The dispatcher earns its pennies when:

  • You’re juggling 3+ projects and don’t want to manage workdirs manually
  • You want a central log of all build tasks (every thread = permanent record)
  • You’re running parallel tasks that need isolation
  • You want structured, consistent reporting per task
  • You’re already in Discord and don’t want to context-switch

It’s a convenience layer, not a replacement.


What’s Missing

A few things I’d like to add next:

  • Thread tags → workdir mapping: Discord forum tags aren’t currently surfaced by Hermes’ adapter (plugins/platforms/discord/adapter.py doesn’t extract applied_tags). Thread names work fine as a proxy, but proper tag support would be cleaner.

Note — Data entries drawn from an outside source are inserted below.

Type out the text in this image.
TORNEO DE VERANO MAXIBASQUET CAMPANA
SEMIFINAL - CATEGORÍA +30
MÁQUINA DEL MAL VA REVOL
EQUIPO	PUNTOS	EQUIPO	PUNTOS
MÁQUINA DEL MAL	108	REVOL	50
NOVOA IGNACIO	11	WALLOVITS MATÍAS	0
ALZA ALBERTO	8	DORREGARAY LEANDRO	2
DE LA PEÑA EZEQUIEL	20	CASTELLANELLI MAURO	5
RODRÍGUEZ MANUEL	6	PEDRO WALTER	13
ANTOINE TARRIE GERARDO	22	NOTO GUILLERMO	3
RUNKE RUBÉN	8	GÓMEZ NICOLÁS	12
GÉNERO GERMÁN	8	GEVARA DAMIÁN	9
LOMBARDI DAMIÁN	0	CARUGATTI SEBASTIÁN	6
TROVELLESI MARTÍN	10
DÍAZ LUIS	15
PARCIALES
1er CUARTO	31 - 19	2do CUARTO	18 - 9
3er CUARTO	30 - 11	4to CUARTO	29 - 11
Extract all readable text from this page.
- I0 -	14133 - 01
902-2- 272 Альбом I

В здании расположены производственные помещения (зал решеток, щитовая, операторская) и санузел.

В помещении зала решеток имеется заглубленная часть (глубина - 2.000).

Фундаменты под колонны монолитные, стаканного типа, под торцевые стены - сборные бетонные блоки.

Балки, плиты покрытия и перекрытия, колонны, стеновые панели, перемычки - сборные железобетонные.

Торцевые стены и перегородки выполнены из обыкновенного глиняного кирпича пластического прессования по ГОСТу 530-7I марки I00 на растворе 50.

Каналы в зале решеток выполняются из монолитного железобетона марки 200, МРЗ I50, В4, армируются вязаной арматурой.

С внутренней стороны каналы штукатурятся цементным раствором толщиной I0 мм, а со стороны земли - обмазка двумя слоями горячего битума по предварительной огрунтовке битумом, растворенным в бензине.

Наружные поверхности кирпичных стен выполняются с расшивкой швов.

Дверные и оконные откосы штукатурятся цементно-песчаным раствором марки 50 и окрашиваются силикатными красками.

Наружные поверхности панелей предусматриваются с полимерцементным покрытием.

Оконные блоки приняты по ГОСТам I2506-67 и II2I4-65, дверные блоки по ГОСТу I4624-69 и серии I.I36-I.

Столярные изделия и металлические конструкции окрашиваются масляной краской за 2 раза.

  • Persistent worktree cleanup: Currently manual after user approval. A cron job to prune orphaned worktrees would be straightforward.

  • Per-project skill customization: Some projects might want TDD enforced, others might want specific linting rules. Letting threads inherit project-specific OpenCode instructions from a config file in the repo.


The Files

Everything described here:

  • Config: ~/.hermes/config.yaml — the three Discord sections above
  • Skill: ~/.hermes/skills/autonomous-ai-agents/forum-build-dispatcher/SKILL.md — full dispatcher workflow
  • OpenCode: ~/.opencode/bin/opencode (symlinked to ~/.local/bin/opencode), v1.15.13

That’s it. No new services, no databases, no webhooks. Just config, a skill file, and the tools already running.